Use = nullptr above instead?

282

Seem like either .global __stack_pointer or __stack_pointer@GLOBAL_I32 would be preferable to checkKnownSymbol. For one thing, it would be nice if authors of .S files could declare (or at least use) globals.

Also, .global is probably a bad directive name because .globl already exists for symbol binding.

376

Can we limit this to supporting just function and global here? Sections are created using .section directive and I think data is the default.

Then maybe you can avoid the StringSwitch change too.

396

Isn't .size already handled by the ELFAsmParser, e.g. ELFAsmParser::ParseDirectiveSize? Or do we not use the ELFAsmParser at all anymore?

aardappel added inline comments.Nov 1 2018, 9:28 AM
lib/Target/WebAssembly/AsmParser/WebAssemblyAsmParser.cpp
282

Talked with @sunfish also and he seemed to prefer a directive.

What name should we use instead? .wasm_global? That's a bit odd as none of the other directives have wasm_ in them. Maybe .globaltype __stack_pointer i32 makes sense.

396

Without me parsing this, the binary writer would complain the size wasn't set. I'll look into it.

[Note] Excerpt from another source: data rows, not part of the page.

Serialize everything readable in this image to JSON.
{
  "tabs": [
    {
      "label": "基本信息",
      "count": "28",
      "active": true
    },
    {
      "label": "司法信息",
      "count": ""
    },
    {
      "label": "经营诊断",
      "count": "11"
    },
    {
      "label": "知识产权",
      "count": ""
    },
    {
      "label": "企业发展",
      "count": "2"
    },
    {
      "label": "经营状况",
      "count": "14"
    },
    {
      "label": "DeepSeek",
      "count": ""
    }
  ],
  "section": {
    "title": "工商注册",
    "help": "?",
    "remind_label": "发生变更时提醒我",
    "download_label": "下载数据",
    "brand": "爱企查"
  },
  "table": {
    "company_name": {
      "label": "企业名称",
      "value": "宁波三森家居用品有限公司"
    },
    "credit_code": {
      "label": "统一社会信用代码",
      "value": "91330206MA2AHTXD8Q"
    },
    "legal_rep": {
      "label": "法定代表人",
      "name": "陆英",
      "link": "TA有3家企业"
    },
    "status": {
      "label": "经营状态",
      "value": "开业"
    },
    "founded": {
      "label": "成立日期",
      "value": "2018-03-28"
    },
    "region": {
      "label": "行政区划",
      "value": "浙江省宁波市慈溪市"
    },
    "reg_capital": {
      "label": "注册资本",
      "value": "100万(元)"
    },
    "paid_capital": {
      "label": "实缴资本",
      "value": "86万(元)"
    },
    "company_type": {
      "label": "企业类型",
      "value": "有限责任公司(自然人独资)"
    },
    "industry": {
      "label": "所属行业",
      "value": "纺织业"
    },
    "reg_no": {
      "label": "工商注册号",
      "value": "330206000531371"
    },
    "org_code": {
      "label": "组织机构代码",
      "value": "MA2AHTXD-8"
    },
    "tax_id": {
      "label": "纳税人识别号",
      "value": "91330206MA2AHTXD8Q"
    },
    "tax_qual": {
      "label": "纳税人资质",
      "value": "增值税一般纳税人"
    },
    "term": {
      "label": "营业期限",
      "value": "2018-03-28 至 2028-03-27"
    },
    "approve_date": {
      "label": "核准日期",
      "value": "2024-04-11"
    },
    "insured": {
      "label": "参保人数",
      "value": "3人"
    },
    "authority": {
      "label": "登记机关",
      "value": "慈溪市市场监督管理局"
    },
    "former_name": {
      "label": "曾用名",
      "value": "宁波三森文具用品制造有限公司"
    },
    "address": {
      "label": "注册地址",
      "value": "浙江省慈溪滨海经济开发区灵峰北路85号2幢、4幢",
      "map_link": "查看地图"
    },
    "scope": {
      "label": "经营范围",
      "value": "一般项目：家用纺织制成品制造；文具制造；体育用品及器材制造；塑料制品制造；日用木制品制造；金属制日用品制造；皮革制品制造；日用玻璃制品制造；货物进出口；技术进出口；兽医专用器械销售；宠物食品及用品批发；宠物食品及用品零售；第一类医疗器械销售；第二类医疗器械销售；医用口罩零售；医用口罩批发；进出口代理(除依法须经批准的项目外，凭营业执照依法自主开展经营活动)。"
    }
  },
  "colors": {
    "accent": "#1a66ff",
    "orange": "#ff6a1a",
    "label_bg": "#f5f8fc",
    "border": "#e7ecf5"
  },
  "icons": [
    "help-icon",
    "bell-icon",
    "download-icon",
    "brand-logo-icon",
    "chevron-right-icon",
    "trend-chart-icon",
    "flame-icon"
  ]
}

dschuff added inline comments.Nov 1 2018, 10:08 AM
lib/Target/WebAssembly/AsmParser/WebAssemblyAsmParser.cpp
282

I like the directive idea too. ELF has .type (https://sourceware.org/binutils/docs/as/Type.html) for symbol types. I think we have been using it for functions and global variables already as a consequence of our overlap/inheritance of ELF. It seems like this would fit in the same space. Whether we directly use ELF's semantics for the possible types or the ELF implementation code would be another question, but I think conceptually .type makes sense.

kristina added inline comments.Nov 1 2018, 11:12 AM
include/llvm/ADT/StringSwitch.h
214

The general convention is to have an "invalid" type as a default which can be explicitly checked for, something like wasm::WASM_SYMBOL_TYPE_INVALID. IMO if the enum has no default value and yet it's possible for it to end up in an "invalid" state, it *should* have a default value, which makes it much easier to understand the code.

aardappel added inline comments.Nov 1 2018, 12:47 PM
include/llvm/ADT/StringSwitch.h
214

I agree, and most enums have these. I didn't want to add such an enum value here since 0 was already taken by a legal value, and I thought it should be possible to detect that no case applies. But this is the best solution I will add such a value, will need to be value 4 though (enum storage type is unsigned).

lib/Target/WebAssembly/AsmParser/WebAssemblyAsmParser.cpp
282

We use it as .type test0,@function already, so I could add parsing of .type __stack_pointer,@global,i32 ?

I'd have to output such directives at the end of a .s though, if InstPrinter permits, since I won't know what globals I will encounter at the start.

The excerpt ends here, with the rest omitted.